Глаза Фараха и Деметрии встретились. Кто может сказать, о чем они думали в этот миг и что они поведали друг другу? Не было сейчас во всем мире людей, более счастливых и более несчастных, чем они. Сами звезды и небесные светила на этот миг остановили свой ход, отдавая дань уважения смертным, любовь которых заполнила ледяную бездну Вечности теплом.

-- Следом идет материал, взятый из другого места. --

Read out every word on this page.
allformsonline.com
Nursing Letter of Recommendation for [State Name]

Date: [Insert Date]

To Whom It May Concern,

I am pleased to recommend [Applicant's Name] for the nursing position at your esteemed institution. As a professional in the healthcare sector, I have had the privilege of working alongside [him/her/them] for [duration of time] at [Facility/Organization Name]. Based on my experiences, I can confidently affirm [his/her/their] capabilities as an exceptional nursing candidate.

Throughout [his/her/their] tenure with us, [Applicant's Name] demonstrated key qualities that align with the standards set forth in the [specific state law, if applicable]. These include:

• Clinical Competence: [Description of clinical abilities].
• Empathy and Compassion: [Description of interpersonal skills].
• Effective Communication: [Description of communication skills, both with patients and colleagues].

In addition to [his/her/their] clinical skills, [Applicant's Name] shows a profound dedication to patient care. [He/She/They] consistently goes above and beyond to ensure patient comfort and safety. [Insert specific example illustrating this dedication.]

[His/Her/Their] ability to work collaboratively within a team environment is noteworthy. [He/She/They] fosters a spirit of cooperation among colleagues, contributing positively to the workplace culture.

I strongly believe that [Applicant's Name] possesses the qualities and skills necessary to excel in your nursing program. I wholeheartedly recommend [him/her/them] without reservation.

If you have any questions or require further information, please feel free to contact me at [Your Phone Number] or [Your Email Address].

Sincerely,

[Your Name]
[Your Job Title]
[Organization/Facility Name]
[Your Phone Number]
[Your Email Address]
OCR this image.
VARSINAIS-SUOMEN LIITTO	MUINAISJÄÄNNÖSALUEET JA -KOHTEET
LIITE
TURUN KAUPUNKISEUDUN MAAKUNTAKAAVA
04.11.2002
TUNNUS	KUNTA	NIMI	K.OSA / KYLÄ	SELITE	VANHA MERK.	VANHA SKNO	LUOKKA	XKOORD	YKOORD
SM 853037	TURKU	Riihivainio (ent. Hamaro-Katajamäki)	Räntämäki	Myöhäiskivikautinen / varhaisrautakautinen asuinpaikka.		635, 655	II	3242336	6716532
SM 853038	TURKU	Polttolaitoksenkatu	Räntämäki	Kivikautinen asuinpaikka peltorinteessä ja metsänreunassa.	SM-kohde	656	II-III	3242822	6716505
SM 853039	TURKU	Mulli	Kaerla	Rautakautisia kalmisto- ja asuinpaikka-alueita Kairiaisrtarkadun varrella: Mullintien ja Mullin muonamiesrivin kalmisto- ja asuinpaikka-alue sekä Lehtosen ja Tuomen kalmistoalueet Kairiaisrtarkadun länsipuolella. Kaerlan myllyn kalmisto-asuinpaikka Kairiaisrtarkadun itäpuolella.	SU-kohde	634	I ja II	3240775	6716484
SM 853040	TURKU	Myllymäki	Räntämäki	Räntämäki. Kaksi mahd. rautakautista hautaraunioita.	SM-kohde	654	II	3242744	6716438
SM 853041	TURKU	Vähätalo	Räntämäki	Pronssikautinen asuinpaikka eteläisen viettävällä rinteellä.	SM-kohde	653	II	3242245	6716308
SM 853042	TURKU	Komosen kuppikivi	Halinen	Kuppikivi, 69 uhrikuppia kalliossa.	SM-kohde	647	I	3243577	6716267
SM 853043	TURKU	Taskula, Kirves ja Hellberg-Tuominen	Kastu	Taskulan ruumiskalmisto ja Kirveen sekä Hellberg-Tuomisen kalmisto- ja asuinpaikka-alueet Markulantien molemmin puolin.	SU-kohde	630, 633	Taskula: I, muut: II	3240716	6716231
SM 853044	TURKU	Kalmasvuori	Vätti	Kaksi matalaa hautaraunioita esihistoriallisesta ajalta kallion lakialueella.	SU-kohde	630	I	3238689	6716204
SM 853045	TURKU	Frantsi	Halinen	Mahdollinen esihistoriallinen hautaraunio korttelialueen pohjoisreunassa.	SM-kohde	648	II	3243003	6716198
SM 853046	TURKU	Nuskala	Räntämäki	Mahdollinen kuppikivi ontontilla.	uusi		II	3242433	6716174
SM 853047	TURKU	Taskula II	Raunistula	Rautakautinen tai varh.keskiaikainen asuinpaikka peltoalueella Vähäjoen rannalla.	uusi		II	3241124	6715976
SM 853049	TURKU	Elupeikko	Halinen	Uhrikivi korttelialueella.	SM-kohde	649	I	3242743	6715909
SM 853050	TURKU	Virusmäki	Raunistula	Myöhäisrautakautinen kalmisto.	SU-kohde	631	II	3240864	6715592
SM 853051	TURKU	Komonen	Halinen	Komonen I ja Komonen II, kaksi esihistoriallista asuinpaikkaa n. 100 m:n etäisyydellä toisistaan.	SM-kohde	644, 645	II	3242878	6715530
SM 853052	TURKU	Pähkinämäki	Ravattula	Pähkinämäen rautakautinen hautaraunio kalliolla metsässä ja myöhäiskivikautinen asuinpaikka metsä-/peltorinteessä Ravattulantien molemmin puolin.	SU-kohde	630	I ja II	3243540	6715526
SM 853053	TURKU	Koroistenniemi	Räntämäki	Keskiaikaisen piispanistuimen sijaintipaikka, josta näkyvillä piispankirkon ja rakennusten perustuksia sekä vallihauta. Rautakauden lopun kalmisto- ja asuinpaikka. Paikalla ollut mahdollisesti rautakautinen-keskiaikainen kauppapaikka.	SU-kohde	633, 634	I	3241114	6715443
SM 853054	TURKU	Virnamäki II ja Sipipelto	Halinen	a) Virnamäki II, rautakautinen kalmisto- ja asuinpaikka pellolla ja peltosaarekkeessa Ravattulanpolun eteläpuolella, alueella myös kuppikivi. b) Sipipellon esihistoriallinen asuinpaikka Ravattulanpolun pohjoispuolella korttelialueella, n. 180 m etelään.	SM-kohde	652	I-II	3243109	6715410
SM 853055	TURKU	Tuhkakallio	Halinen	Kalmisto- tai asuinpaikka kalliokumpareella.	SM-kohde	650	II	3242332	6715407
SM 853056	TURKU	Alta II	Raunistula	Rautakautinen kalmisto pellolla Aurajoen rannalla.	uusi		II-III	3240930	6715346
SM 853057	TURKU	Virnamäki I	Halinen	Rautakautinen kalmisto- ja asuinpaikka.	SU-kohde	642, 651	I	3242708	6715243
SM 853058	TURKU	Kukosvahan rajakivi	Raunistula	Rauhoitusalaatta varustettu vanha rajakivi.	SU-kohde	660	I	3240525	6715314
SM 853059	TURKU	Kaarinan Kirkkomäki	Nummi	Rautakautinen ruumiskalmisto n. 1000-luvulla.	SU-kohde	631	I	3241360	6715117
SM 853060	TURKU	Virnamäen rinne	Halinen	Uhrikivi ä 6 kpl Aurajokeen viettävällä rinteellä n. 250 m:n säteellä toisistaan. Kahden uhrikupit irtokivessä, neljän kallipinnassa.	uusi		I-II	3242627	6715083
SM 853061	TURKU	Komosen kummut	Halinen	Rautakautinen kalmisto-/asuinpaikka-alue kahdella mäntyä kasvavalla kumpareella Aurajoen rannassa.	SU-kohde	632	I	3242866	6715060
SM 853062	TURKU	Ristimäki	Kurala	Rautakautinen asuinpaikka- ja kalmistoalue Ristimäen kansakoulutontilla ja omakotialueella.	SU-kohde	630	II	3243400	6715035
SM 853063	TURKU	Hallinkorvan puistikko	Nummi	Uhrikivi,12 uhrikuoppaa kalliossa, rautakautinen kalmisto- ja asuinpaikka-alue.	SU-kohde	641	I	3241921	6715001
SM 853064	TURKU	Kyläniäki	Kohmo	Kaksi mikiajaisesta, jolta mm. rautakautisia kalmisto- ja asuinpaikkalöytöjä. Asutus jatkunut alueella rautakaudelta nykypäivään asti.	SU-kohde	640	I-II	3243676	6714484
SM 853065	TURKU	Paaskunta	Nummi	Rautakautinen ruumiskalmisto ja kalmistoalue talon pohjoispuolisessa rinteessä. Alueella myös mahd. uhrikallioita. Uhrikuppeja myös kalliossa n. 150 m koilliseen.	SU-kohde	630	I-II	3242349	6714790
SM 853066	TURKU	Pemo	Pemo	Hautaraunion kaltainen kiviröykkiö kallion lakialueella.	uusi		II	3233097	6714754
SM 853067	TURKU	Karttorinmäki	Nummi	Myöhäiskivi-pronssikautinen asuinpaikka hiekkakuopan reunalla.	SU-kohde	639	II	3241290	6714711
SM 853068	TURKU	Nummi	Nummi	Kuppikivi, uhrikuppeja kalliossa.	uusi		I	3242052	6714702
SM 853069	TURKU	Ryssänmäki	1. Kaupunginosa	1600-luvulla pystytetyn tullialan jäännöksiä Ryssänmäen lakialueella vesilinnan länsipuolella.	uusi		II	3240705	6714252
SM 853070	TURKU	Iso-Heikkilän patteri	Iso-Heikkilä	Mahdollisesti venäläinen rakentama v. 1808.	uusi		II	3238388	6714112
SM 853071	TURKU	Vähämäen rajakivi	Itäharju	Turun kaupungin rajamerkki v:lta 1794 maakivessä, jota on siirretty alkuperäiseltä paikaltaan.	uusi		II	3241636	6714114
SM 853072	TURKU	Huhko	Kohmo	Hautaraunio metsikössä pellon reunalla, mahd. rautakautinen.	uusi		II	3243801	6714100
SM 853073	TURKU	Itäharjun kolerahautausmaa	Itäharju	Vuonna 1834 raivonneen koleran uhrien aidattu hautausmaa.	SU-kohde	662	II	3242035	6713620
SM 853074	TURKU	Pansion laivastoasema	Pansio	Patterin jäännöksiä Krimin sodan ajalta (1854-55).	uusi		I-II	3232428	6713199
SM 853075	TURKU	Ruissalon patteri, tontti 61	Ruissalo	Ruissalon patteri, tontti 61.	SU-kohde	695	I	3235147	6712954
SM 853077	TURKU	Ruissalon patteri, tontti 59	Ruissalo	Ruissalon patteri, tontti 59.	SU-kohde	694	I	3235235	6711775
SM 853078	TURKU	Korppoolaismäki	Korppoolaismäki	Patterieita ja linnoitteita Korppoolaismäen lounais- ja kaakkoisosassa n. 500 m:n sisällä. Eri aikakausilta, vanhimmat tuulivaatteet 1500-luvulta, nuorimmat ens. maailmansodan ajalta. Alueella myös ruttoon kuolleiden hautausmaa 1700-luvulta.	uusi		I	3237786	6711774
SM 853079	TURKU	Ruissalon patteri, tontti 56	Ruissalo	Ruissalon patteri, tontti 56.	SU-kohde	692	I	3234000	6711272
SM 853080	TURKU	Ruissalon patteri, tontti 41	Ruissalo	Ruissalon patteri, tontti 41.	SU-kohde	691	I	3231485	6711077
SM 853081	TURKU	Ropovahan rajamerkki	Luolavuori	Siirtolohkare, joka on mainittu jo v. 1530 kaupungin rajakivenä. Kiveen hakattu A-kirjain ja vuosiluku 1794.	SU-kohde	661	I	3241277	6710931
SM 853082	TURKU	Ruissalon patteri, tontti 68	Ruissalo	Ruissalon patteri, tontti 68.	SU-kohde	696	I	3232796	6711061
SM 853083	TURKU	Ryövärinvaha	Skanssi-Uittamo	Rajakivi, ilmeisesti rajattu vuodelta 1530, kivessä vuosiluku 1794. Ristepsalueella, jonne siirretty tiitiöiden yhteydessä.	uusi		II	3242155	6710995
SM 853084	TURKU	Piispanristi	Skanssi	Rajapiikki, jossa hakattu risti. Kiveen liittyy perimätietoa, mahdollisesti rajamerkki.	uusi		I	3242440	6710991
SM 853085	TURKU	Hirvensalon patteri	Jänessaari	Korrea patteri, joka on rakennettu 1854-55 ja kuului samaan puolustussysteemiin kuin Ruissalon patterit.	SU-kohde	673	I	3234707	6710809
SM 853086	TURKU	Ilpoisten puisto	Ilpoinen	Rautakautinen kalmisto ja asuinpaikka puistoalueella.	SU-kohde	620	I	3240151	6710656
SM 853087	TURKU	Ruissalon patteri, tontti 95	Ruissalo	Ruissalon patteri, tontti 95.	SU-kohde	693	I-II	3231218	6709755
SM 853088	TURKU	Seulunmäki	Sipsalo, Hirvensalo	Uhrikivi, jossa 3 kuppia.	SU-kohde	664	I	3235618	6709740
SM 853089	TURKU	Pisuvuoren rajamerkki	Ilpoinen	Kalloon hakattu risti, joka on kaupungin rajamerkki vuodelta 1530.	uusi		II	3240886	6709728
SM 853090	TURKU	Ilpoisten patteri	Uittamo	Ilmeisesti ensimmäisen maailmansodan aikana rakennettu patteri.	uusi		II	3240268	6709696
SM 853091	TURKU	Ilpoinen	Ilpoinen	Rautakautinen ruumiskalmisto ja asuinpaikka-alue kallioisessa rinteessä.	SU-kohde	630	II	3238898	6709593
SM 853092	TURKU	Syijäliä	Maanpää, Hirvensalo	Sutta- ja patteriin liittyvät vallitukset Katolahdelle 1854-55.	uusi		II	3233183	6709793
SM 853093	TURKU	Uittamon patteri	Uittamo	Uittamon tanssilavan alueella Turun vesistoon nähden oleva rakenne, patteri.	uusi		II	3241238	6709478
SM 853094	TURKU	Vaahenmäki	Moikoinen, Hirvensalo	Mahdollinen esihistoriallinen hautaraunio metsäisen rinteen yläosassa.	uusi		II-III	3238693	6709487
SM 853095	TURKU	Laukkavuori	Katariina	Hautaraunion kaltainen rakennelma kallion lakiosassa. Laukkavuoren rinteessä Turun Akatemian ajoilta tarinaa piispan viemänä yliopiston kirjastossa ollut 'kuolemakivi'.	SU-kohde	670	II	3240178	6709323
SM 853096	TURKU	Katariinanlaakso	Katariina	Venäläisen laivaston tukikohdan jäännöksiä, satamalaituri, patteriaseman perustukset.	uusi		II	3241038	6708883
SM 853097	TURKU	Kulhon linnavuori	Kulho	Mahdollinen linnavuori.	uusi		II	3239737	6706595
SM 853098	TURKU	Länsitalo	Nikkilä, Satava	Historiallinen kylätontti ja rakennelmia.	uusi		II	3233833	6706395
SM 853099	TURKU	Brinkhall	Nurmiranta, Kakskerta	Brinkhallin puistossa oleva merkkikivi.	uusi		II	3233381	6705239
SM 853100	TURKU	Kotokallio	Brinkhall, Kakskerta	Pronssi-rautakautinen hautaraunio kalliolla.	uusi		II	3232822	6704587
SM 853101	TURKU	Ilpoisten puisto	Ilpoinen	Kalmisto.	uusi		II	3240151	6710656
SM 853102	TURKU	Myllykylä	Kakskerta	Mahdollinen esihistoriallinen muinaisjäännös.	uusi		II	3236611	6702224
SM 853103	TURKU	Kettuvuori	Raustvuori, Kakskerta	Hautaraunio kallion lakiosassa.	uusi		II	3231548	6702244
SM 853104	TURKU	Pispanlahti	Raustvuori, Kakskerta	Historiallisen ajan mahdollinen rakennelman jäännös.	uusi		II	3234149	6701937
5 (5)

Бесконечная любовь и признательность были во взгляде Деметрии, когда оперенная стрела, выпущенная Фарахом, нашла ее сердце. И когда глаза королевы умиротворенно закрылись, Фарах издал страшный стон, из его прокушенной насквозь губы потекла кровь, и он рухнул замертво.
— Он не приходил в себя целую луну,— закончил свой рассказ Рамазан.— А когда открыл глаза, то это уже были глаза не юноши, а умудренного жизнью мужа. Теперь ты понимаешь, что для Фараха значит потерять дочь! Все-таки проклятый Павлин добился своего,— горестно заключил старый воин.
— Мерзкая птица пока ничего не добилась.— Конан от ненависти заскрипел зубами.— Еще не все потеряно! Главное — не терять присутствия духа. Боги всегда на стороне правого! В любом случае, выбора нет ни у вас, ни у меня, ни у девушек. Испокон веку мужчины преодолевали все препятствия, чтобы спасти любимых!
— Ты прав, горец. Да пребудет с тобой милость Птеора!
Глава четвертая
Конан шел по погруженному в предрассветные сумерки городу. Солнце еще не встало, лишь на востоке редкие облака чуть заалели. Стены красивых белокаменных зданий были подернуты розовым флером. Легкий ветерок шелестел, играя сочной листвой деревьев и султанами пальм, нежно пробегал по головкам цветов. Приветствуя наступление нового дня, пели птицы, щебетанию которых мелодичным журчанием отвечали многочисленные фонтаны. Но теперь киммериец знал истинную цену внешней красоты и обманчивого покоя. Древнее зло черной язвой разъедало сердце Кироса. Так до поры до времени скрывается отвратительное насекомое под нарядной оболочкой кокона, чтобы в один миг осквернить мир своим появлением.